Yesterday, we told you about an unexpected improvement of the App Store backend which results in customers being able to grab older versions of apps. This is especially useful to those who may be browsing the App Store using an older device with one of the older iOS versions.

For those people, attempting to download, say, the latest version of an app would produce a prompt offering the last compatible version available for their legacy hardware, provided the app at some point supported their hardware.

Thursday, we received a word that Apple now allows developers to use the iTunes Connect portal to specify which apps and what versions should be made available to owners of legacy software through the App Store…

A notice on Apple’s Dev Center confirms that previous versions of apps are now available for re‑download by users who have already purchased them, “allowing customers to use your apps with older devices which may no longer be supported by the current version of your app.”

Developers who for some reason want to limit availability of older app versions can now manage availability of apps’ previous versions in the Rights and Pricing section of the Manage Your Apps module in iTunes Connect.

There are a number of reasons why some developers would want to limit  availability of apps’ previous versions. For starters, older versions may no longer be supported from the customer service perspective.
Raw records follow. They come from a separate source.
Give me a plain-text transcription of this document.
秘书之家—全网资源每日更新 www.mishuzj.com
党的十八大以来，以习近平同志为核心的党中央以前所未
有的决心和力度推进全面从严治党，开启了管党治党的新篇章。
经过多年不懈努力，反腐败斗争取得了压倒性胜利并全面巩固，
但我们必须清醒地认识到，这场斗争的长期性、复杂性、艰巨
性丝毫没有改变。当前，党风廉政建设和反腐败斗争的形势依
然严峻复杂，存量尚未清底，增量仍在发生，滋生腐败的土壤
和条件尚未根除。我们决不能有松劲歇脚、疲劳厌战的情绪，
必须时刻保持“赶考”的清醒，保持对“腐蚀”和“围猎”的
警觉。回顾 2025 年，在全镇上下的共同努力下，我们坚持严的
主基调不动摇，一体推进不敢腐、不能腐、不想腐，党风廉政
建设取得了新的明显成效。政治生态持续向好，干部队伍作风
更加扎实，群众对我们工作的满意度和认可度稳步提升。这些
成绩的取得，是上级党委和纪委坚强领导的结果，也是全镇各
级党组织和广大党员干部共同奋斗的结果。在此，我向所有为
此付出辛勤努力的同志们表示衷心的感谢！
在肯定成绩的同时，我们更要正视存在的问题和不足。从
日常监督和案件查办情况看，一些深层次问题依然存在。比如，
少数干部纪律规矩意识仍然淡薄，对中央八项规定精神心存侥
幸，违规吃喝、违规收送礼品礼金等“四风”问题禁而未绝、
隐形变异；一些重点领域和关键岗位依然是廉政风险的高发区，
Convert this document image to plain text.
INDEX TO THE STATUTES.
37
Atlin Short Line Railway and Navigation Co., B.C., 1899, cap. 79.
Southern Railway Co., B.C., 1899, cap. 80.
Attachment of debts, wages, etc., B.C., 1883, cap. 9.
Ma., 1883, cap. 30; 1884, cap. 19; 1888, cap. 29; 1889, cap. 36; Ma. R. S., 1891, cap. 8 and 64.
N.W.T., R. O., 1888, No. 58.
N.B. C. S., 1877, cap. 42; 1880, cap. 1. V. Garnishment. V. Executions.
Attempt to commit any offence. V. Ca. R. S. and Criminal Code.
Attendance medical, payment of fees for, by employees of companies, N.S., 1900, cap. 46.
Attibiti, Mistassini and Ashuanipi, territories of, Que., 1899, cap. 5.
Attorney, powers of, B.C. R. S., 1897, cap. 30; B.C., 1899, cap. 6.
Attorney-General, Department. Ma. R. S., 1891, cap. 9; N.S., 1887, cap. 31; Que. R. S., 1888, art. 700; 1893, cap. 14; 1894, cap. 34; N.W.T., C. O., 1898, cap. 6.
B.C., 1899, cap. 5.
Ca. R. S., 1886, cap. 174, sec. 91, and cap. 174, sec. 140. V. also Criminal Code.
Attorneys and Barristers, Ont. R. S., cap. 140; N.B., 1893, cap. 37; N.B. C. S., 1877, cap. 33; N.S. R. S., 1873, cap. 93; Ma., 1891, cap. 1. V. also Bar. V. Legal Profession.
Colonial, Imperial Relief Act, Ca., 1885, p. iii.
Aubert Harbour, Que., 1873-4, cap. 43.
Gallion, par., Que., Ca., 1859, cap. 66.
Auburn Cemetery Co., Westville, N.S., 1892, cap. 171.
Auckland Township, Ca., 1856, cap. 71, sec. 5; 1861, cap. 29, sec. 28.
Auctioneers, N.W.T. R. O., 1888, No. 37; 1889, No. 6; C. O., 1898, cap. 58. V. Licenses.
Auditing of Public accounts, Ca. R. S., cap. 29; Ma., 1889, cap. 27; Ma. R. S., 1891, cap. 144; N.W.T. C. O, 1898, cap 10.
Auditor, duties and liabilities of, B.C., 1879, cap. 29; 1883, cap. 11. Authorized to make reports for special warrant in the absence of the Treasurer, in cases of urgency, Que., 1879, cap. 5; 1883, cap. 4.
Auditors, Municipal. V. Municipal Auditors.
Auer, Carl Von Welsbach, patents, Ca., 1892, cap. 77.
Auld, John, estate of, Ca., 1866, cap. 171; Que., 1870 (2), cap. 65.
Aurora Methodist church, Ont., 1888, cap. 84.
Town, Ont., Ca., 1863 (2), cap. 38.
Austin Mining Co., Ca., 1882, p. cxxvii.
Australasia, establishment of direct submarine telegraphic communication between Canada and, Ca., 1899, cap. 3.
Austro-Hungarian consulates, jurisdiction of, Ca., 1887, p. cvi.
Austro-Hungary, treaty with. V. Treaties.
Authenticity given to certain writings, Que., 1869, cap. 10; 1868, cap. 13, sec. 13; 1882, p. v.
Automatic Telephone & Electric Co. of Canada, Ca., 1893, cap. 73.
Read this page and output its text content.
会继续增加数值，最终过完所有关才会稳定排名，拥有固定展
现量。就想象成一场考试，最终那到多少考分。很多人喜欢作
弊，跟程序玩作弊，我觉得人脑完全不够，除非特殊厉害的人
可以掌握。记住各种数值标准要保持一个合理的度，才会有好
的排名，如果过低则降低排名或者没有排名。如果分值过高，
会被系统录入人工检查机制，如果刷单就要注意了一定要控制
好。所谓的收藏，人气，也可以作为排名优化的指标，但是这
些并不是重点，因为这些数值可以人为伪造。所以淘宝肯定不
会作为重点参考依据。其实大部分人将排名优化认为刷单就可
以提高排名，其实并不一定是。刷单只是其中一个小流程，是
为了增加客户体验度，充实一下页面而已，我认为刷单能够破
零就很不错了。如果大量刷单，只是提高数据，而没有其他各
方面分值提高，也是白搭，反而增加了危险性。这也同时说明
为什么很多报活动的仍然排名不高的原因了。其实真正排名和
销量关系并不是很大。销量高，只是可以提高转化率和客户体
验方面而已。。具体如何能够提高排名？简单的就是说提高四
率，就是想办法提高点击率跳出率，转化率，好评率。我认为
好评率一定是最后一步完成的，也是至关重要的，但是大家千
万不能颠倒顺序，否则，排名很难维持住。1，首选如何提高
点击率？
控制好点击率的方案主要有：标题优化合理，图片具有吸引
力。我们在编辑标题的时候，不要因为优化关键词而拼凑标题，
Many developers have limited resources and supporting a 2010 version of an app in 2013 may not be in their best interest. More importantly, a lot of iOS apps rely on a server-side software to function properly.

Over time, as developers upgrade their apps, they also update server-side APIs and protocols, meaning older versions of apps may no longer function properly. In other words, these apps may be unable to communicate with the server because the two are now speaking different languages, so to speak.